The Bottom-of-the-Boat Pumps
If you absolutely positively have to keep shooting no matter what the conditions, you want a pump gun. And if you treat your pump guns badly, as so many waterfowlers do, you want them to be cheap. Like these guns. Mossberg model 500
$422 | mossberg.com
The lowly 500 gets treated like a poor man’s 870 except by the U.S. military, which test-fired and tortured the gun until it passed the demanding 3443 Mil Spec standards. The 500 is a durable gun, light in weight, surprisingly slick to pump. And it has a tang safety for ambidextrous use. You can get it in wood-blued steel, basic black, or camouflage. All three are tougher than you are.
_ $399 | weatherby.com_
Weatherby’s new budget-priced Turkish pump gun comes with a synthetic stock that should take the abuses of waterfowling in stride. It’s slick-handling and light, and the easy-to-find slide release is a nice feature. Granted, this gun doesn’t have the established 110-year combined track record of the 870 and Model 500, but if preliminary indications are anything, Weatherby did its due diligence and the gun works.
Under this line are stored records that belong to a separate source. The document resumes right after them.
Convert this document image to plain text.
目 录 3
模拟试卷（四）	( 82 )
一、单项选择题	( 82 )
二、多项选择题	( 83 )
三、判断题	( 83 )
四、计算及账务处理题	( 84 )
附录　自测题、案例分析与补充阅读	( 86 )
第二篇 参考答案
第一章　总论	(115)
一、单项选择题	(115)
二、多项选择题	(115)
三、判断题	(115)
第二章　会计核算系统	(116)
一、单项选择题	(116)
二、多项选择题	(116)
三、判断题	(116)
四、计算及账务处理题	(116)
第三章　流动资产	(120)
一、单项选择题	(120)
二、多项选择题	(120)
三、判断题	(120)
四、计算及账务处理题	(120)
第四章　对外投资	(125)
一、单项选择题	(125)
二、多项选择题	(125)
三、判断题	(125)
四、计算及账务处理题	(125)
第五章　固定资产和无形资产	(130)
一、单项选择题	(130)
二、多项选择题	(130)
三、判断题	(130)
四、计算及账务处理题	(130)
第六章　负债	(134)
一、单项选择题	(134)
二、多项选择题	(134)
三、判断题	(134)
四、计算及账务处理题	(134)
Remington 870 Express Super Mag
**_ $577 | remington.com_
**With 10 million made since 1950, the 870 has proved itself everywhere from the 27-yard line to the Tet Offensive. A little mud and ice aren’t going to stop it. If you do gum it up, it’s easy to take apart, and there are tons of aftermarket gadgets available. Spend a little extra for the waterfowl camo version–the matte finish on a plain Express turns orange at a drop of water.